Zentrum für interdisziplinäre Forschung
 
 

Zeitskultpur

Datum: 2. Oktober 1993 - 31 Oktober 1994

Künstler: Peter Sommer (Bielefeld)

Die Skulpturen am 2.10.93
Die beiden Zeitskulpturen am 2. Oktober 1993
Der ehemalige Würfel am 19.10.94
Der Würfel am 19. Oktober 1994

Peter Sommer ist 1935 in Neustadt/Oberschlesien geboren und lebt in Oerlinghausen bei Bielefeld. Nach seinem Abitur studierte er an der Päd.

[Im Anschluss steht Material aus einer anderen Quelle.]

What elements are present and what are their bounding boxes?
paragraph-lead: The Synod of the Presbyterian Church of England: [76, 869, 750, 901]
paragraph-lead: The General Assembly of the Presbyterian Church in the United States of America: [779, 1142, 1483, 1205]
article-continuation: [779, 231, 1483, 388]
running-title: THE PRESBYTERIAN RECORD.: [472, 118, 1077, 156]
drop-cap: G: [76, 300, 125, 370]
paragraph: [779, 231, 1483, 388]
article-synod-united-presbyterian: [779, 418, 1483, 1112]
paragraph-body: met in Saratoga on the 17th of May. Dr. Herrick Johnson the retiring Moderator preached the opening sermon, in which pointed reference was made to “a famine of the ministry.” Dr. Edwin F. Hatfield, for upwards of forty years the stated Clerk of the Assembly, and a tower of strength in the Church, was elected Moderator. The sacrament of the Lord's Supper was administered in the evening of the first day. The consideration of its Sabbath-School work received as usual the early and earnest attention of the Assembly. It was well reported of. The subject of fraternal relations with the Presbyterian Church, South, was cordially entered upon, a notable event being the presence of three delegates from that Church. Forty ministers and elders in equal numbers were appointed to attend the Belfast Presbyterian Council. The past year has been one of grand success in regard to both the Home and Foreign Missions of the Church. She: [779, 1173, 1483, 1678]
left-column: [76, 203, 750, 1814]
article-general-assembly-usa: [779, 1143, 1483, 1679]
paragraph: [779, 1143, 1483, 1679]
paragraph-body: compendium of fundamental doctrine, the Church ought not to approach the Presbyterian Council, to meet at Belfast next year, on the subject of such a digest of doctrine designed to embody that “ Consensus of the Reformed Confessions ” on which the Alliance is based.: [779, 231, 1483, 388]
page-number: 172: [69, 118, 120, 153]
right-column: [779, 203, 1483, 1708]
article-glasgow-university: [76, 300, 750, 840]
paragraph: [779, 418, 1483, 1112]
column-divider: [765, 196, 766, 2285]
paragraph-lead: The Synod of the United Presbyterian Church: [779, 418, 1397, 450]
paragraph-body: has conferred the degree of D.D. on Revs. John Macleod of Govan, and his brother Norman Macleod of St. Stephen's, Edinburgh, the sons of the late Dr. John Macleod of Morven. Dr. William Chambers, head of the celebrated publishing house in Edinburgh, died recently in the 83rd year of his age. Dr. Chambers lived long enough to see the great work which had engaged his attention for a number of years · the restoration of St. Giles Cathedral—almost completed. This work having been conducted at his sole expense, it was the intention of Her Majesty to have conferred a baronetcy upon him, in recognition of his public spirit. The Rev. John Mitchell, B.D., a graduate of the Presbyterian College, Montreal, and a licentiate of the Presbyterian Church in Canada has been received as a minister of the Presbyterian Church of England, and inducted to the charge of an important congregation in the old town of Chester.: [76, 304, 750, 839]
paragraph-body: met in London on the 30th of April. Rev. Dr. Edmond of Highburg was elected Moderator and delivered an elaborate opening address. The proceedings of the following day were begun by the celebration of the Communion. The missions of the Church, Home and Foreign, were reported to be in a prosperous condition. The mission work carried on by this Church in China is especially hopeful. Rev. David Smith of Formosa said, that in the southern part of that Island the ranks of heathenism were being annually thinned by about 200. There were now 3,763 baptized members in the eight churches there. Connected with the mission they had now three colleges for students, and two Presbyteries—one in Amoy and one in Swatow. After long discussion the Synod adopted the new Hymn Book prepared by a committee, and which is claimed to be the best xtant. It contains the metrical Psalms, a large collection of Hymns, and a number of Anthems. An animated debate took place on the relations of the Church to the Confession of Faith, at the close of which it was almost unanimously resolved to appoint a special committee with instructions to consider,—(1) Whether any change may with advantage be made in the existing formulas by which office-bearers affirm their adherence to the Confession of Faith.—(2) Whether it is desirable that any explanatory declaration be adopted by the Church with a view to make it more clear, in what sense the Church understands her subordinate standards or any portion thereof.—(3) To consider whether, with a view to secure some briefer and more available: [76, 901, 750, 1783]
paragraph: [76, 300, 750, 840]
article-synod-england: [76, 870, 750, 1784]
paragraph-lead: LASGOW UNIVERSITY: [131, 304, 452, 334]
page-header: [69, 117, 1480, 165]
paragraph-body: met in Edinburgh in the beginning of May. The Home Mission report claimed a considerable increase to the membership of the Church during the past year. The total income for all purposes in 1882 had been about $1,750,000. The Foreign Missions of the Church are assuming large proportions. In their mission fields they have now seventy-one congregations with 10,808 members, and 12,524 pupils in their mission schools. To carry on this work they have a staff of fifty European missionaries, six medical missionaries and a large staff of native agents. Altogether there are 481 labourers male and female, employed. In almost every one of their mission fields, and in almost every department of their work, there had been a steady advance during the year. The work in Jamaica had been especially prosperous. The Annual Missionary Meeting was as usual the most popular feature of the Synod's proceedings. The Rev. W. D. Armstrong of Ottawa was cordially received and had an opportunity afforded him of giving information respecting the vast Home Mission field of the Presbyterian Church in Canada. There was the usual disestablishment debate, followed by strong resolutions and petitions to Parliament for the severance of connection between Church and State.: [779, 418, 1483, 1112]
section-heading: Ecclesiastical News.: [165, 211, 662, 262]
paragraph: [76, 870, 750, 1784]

Akademie mit dem Schwerpunkt Kunstpädagogik den Lehrerberuf. Er unterrichtete sieben Jahre lang an verschiedenen Schulen, machte danach sein Werklehrerexamen in Düsseldorf und sein Diplom in Erziehungswissenschaften in Bielefeld. Z.Zt. lehrt er als akadem. Oberrat im Fach Kunst an der Universität Bielefeld.
Kataloge und Buchveröffentlichungen, Jahresgaben für Kunstvereine, Kunstankäufe durch die öffentliche Hand und zahlreiche Ausstellungen belegen Peter Sommers künstlerische Aktivitäten, die sich vorwiegend auf Grafik und Erdobjekte in gebrannter und ungebrannter Form beziehen.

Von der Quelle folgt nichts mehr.